I calculated the mahalanobis distance with the intention to detect "careless responder" or in other words people who were not attentive while filling in a questionnaire.
Here´s what I´ve got so far:
mahad(x, plot = TRUE, flag = TRUE, confidence = 0.99, na.rm = TRUE)
x = data set
plot = Plot the resulting QQ graph
flag = Flag potential outliers using the confidence level specified in parameter
confidence = The desired confidence level of the result
na.rm = Should missing data be deleted
#Sample 1 -> =Ver1_items
mahad(Ver1_items, plot = TRUE, flag = TRUE, confidence = 0.99, na.rm = TRUE)
#1 53.28543 FALSE
#2 59.82937 FALSE
#3 70.93420 FALSE
#4 40.99005 FALSE
#5 61.38863 FALSE
#6 91.87906 TRUE
#7 50.07120 FALSE
#> the numbers on the left stand for the individual persons
The problem now is that I´ve got different samples who filled in a different amount of items. For example sample 1 got 40 items, sample 2 got 100 items. Person x belongs to sample 1 and 20 of her answers on the items stand out ("TRUE") compared to the sample´s mean. So half of her answers suggest her being inattentive or careless. Person y belongs to sample 2 and as well, 20 answers stand out. But now just 25 % of her answers suggest her being careless.
I hope this example makes my question more clear. Please excuse my english.
Maybe it´s also useful to add that my intention is not a categorization of people in "careless" and not "careless" as I intend to use constant variables. So the column "d_sq" is more important for my analysis than the column "flagged". But that might also be an unnecessary information...
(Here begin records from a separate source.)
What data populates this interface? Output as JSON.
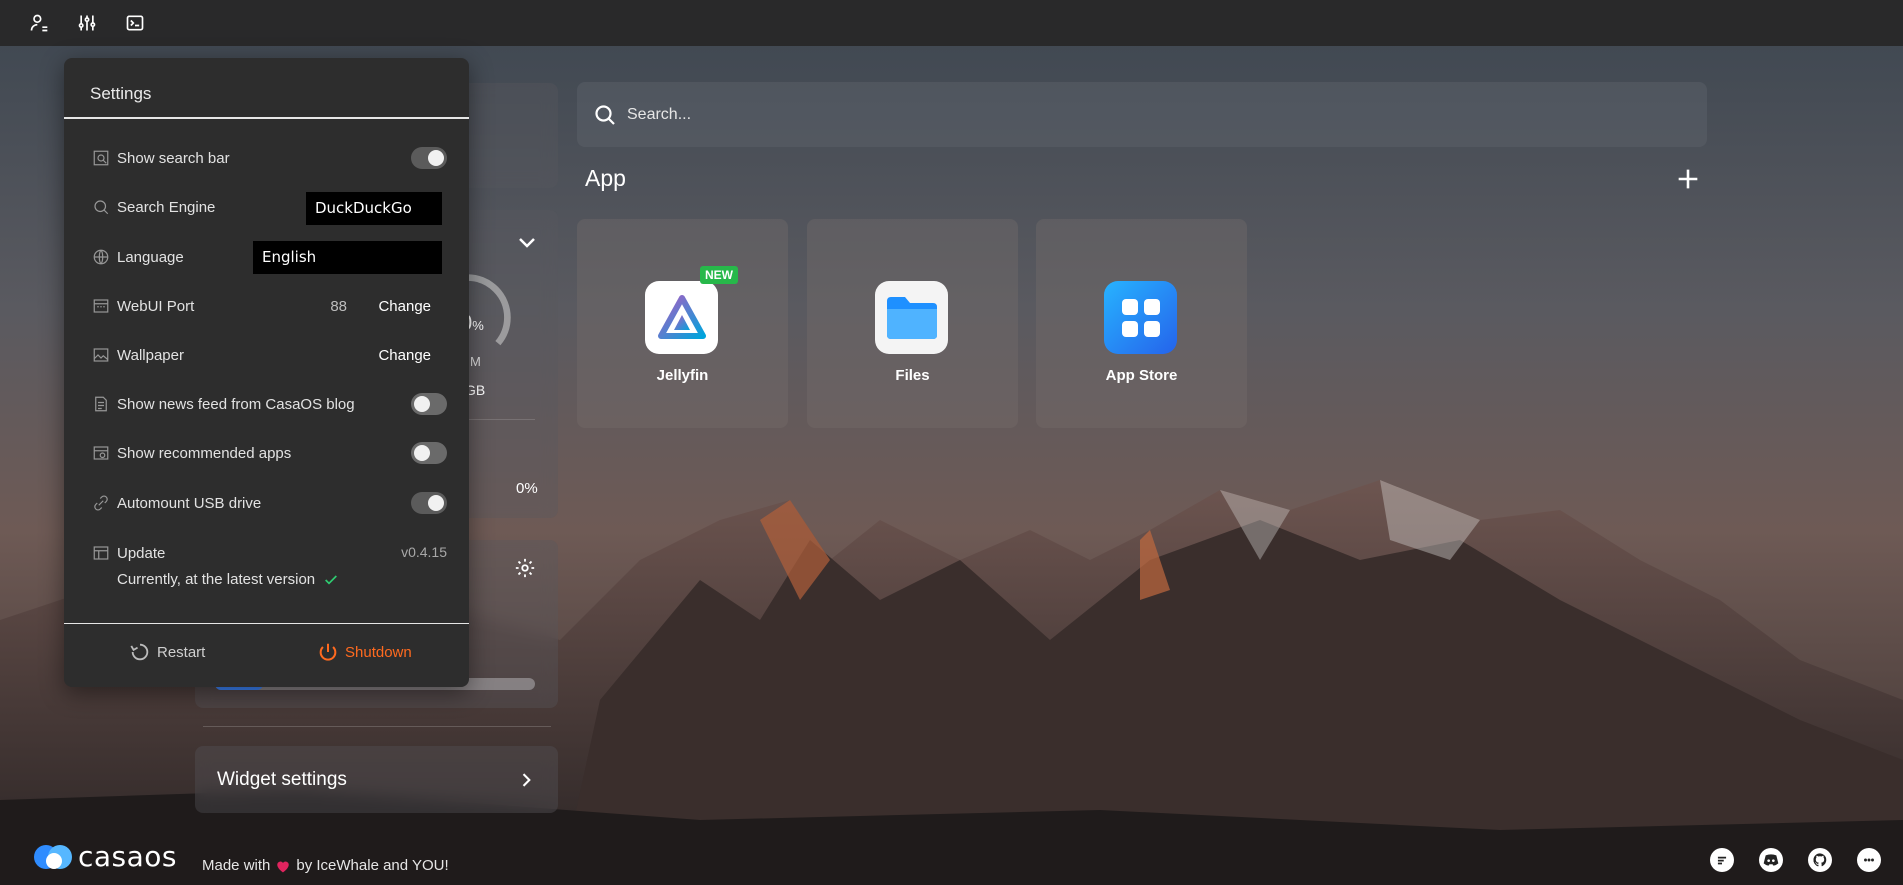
{
  "topbar": {
    "icons": [
      "user-settings-icon",
      "sliders-icon",
      "terminal-icon"
    ]
  },
  "search": {
    "placeholder": "Search..."
  },
  "app_section": {
    "heading": "App"
  },
  "apps": [
    {
      "name": "Jellyfin",
      "badge": "NEW",
      "icon": "jellyfin-icon"
    },
    {
      "name": "Files",
      "icon": "folder-icon"
    },
    {
      "name": "App Store",
      "icon": "app-store-icon"
    }
  ],
  "widgets": {
    "gauge_value": "0",
    "gauge_unit": "%",
    "gauge_sub1": "M",
    "gauge_sub2": "GB",
    "percent": "0%",
    "widget_settings_label": "Widget settings",
    "progress": 0.15
  },
  "settings": {
    "title": "Settings",
    "show_search_bar": {
      "label": "Show search bar",
      "enabled": true
    },
    "search_engine": {
      "label": "Search Engine",
      "value": "DuckDuckGo"
    },
    "language": {
      "label": "Language",
      "value": "English"
    },
    "webui_port": {
      "label": "WebUI Port",
      "value": "88",
      "action": "Change"
    },
    "wallpaper": {
      "label": "Wallpaper",
      "action": "Change"
    },
    "news_feed": {
      "label": "Show news feed from CasaOS blog",
      "enabled": false
    },
    "recommended_apps": {
      "label": "Show recommended apps",
      "enabled": false
    },
    "automount_usb": {
      "label": "Automount USB drive",
      "enabled": true
    },
    "update": {
      "label": "Update",
      "version": "v0.4.15",
      "status": "Currently, at the latest version"
    },
    "restart_label": "Restart",
    "shutdown_label": "Shutdown"
  },
  "footer": {
    "logo_text": "casaos",
    "made_with_prefix": "Made with",
    "made_with_suffix": "by IceWhale and YOU!",
    "icons": [
      "feedback-icon",
      "discord-icon",
      "github-icon",
      "chat-icon"
    ]
  },
  "colors": {
    "accent_blue": "#3b82f6",
    "shutdown_orange": "#ff6a1f",
    "new_badge_green": "#27b84a"
  }
}
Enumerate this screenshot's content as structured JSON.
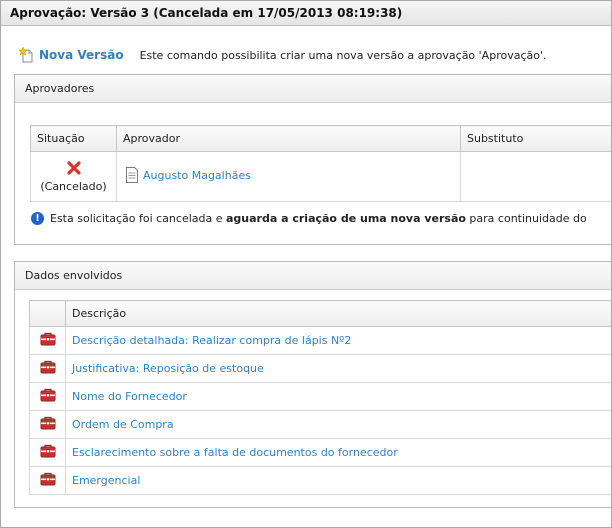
{
  "page_title": "Aprovação: Versão 3 (Cancelada em 17/05/2013 08:19:38)",
  "command": {
    "label": "Nova Versão",
    "description": "Este comando possibilita criar uma nova versão a aprovação 'Aprovação'.",
    "icon": "new-document-star-icon"
  },
  "approvers_panel": {
    "title": "Aprovadores",
    "columns": [
      "Situação",
      "Aprovador",
      "Substituto"
    ],
    "rows": [
      {
        "status_icon": "red-x-icon",
        "status": "(Cancelado)",
        "approver": "Augusto Magalhães",
        "substitute": ""
      }
    ],
    "info": {
      "prefix": "Esta solicitação foi cancelada e ",
      "bold": "aguarda a criação de uma nova versão",
      "suffix": " para continuidade do"
    }
  },
  "data_panel": {
    "title": "Dados envolvidos",
    "column": "Descrição",
    "items": [
      "Descrição detalhada: Realizar compra de lápis Nº2",
      "Justificativa: Reposição de estoque",
      "Nome do Fornecedor",
      "Ordem de Compra",
      "Esclarecimento sobre a falta de documentos do fornecedor",
      "Emergencial"
    ]
  },
  "colors": {
    "link": "#2f7fc2",
    "cancel_red": "#d8342a",
    "info_blue": "#1f63c8",
    "toolbox_red": "#c9302c"
  }
}
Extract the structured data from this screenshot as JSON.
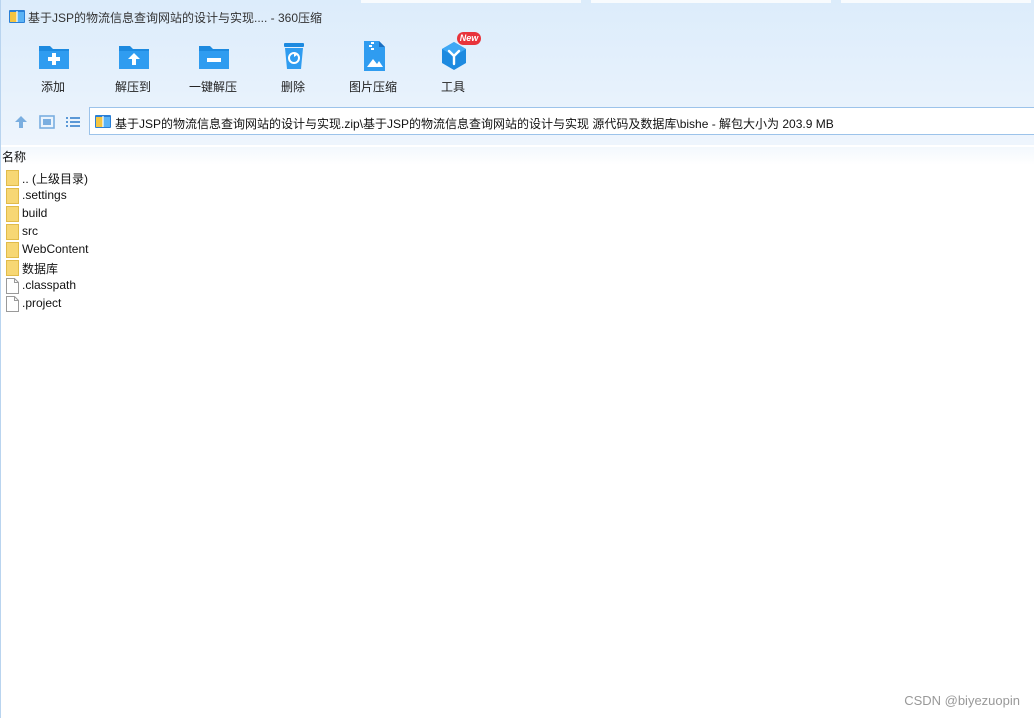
{
  "window": {
    "title": "基于JSP的物流信息查询网站的设计与实现.... - 360压缩"
  },
  "toolbar": {
    "items": [
      {
        "label": "添加",
        "icon": "folder-add-icon"
      },
      {
        "label": "解压到",
        "icon": "folder-extract-icon"
      },
      {
        "label": "一键解压",
        "icon": "folder-quick-extract-icon"
      },
      {
        "label": "删除",
        "icon": "trash-icon"
      },
      {
        "label": "图片压缩",
        "icon": "image-compress-icon"
      },
      {
        "label": "工具",
        "icon": "tools-icon",
        "badge": "New"
      }
    ]
  },
  "nav": {
    "address": "基于JSP的物流信息查询网站的设计与实现.zip\\基于JSP的物流信息查询网站的设计与实现 源代码及数据库\\bishe - 解包大小为 203.9 MB"
  },
  "list": {
    "column_name": "名称",
    "items": [
      {
        "name": ".. (上级目录)",
        "type": "folder"
      },
      {
        "name": ".settings",
        "type": "folder"
      },
      {
        "name": "build",
        "type": "folder"
      },
      {
        "name": "src",
        "type": "folder"
      },
      {
        "name": "WebContent",
        "type": "folder"
      },
      {
        "name": "数据库",
        "type": "folder"
      },
      {
        "name": ".classpath",
        "type": "file"
      },
      {
        "name": ".project",
        "type": "file"
      }
    ]
  },
  "watermark": "CSDN @biyezuopin",
  "colors": {
    "accent": "#1d8ae0",
    "folder": "#f7d774",
    "badge": "#e8333b"
  }
}
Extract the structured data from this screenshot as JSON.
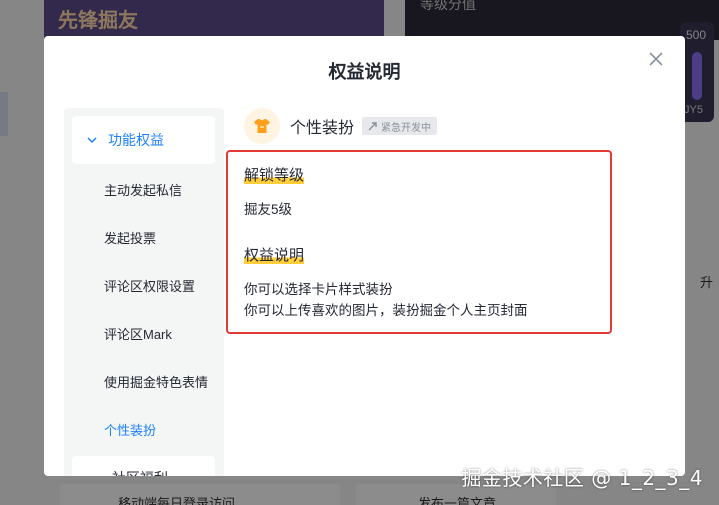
{
  "background": {
    "banner_text": "先锋掘友",
    "right_title": "等级分值",
    "level_number": "500",
    "level_tag": "JY5",
    "right_item": "升",
    "bottom_left_text": "移动端每日登录访问",
    "bottom_right_text": "发布一篇文章"
  },
  "modal": {
    "title": "权益说明",
    "sidebar": {
      "group_label": "功能权益",
      "items": [
        {
          "label": "主动发起私信"
        },
        {
          "label": "发起投票"
        },
        {
          "label": "评论区权限设置"
        },
        {
          "label": "评论区Mark"
        },
        {
          "label": "使用掘金特色表情"
        },
        {
          "label": "个性装扮"
        }
      ],
      "active_index": 5,
      "next_group_label": "社区福利"
    },
    "feature": {
      "name": "个性装扮",
      "badge": "紧急开发中",
      "unlock_title": "解锁等级",
      "unlock_value": "掘友5级",
      "benefit_title": "权益说明",
      "benefit_lines": [
        "你可以选择卡片样式装扮",
        "你可以上传喜欢的图片，装扮掘金个人主页封面"
      ]
    }
  },
  "watermark": "掘金技术社区 @ 1_2_3_4",
  "colors": {
    "accent": "#1e80ff",
    "highlight_border": "#e53935",
    "underline_highlight": "#ffce3a"
  }
}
To compare the mahalanobis distance I need the values of the different samples to be comparable. So i might need proportions or something like that. But I´m really struggeling to find a function that allows me to do so. I guess Mahalanobis is not the most common function so I hope theres somebody who may can help or has some advice. I would be super grateful as I´m really struggeling with R.
Thanks very much.